"One dumb-bell, Watson! Consider an athlete with one dumb-bell. Picture to yourself the unilateral development—the imminent danger of a spinal curvature. Shocking, Watson; shocking!"- Sherlock Holmes (Sir Arthur Conan Doyle's The Valley of Fear, 1915)
From the very
first paragraph, Case with Ropes and Rings (1940) plunges diligently in
what readers have come to expect from Leo Bruce
and Sgt. Beef: a high spirited, but intelligent, tongue-in-cheek treatment of the detective
story, while obliterating the fourth wall.
"This isn't
a love story... it's a detective novel," is one of the clues that Beef
is more than aware of his status as a fictional character, but his long-suffering
and under appreciated chronicler, Lionel Townsend, has become anxious about his
job – as three months has passed since they had a case and Beef is starting to
enquire about the book rights.
A headline in
the Daily Dose finally spurs Beef into action. Lord Alan Foulkes, second
son of the Marquess of Edenbridge, who was being educated at the prestigious
Penhurst School, was found hanging from a beam in the gymnasium on the morning after
having won the School Heavyweight Boxing Championship. Coincidently, Townsend
has a brother, Vincent, who teaches at Penhurst, but they've never been
particular close and Lionel has to absorb some backhanded abuse over the course
of the investigation. Like when his brother suggested that Beef should've
approached someone with a genuine gift for writing prose, such as Aldous Huxley, which gave Beef a swelled ego.
The first part
of Case with Ropes and Rings follows Beef and Townsend around Penhurst,
as the former (poorly) pretends to be the temporary School Porter, but the "bludgeoning
method" of Beef doesn't make it easy on the formal-minded Townsend – and
neither do the students give him a break. I particularly liked the scene with
the boy asking "Ticks," which is his nickname for Townsend, if they are still
on the old game and follows it up with:
"The detective racket... you're both nosing round after someone to pin a crime on, aren't you? God, how that sort of thing bores me! All these fearful women writers and people like you, working out dreary crimes for half-wits to read about. Doesn't it strike you as degrading?"
Well, I never!
And as Townsend said, "one can scarcely expect schoolboys to appreciate the subtlety
and depth of modern detective fiction" and one has "only to quite the
name of Miss
Sayers to remind you of what this genre has already produced." This
all sounds perhaps more fun than it is, but there's a well thought out, expertly
knotted plot at the heart of the story and an abundance of suspects that are
being questioned – which gives room to the reader for a spot of theory
building.
The second
portion of the plot deals with an identical death in Camden Town gymnasium and
the background stands in stark contrast with the supposed suicide of Alan in a
prestigious bastion of knowledge and education. A young and professional boxer,
Stanley Beecher, was found swinging from the rafters, but it has handled as a
homicide as the case is surrounded with all the "paraphernalia of low life"
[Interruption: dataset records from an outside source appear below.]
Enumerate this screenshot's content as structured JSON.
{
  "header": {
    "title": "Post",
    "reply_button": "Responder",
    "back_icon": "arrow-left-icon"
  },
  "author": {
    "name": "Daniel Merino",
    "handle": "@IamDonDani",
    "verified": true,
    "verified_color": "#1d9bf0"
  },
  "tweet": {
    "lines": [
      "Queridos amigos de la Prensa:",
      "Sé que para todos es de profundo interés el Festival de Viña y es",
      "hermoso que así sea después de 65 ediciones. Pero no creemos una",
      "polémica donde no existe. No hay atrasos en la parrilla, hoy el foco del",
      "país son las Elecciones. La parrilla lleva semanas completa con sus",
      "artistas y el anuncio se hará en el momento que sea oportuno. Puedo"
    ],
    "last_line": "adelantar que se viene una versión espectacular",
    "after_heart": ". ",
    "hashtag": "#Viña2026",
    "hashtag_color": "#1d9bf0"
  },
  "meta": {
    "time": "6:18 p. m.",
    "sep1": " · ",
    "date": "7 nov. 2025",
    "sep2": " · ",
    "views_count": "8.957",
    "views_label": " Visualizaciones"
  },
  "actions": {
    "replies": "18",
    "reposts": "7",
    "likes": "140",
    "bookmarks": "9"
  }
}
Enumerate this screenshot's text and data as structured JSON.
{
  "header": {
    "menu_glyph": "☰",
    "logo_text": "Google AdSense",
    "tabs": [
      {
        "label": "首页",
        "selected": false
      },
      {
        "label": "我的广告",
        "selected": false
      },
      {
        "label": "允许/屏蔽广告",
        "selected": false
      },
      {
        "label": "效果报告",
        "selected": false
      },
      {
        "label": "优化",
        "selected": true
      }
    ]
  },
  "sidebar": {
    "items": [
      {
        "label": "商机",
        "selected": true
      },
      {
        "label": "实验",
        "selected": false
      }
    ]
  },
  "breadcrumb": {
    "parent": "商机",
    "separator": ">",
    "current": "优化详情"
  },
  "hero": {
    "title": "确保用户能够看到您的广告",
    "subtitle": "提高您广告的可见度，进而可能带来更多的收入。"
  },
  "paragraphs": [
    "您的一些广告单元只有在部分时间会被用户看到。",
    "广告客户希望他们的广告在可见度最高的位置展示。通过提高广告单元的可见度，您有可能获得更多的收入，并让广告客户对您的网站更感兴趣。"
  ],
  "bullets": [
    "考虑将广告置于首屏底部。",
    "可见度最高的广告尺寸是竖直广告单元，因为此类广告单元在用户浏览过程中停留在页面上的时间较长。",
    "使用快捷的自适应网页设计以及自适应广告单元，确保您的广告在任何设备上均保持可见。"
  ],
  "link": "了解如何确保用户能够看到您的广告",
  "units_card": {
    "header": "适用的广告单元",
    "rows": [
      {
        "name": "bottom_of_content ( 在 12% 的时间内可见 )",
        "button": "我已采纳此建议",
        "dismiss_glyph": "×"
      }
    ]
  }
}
– from criminal associates to ties to Spanish Nationalists and the aftermath of
the Spanish Civil War.
It's an
unlikely combination of characters, events and background to produce two
identical deaths, but Bruce, evidently, knew his way around a plot and brings
everything together coherently. I'd place Case with Ropes and Rings alongside
the best in this series, which includes Case for Three Detectives
(1936) and Case for Sergeant
Beef (1947). Needless to say, I quite enjoyed this one.
Bruce was a
mystery reader's mystery writer and you'll probably enjoy the Sgt. Beef novels
the most, if you have more than a passing acquaintance with the Golden Age
detective story. Bruce is the kind of mystery writer you grab when you've come
to the starling realization that you've gone through every Agatha
Christie novel, while burning through the remaining Crime Queens like an
inquisitor in a medieval witch hunt, and your supply of yet to be read
mysteries by John
Dickson Carr and Nicholas
Blake are dwindling. That's the excuse moment, you can start adding Leo
Bruce to your wish lists and TBR piles.
Since, unfortunately, the book is long out of print, the text of Case with Ropes and Rings is available at the Books of Leo Bruce blog.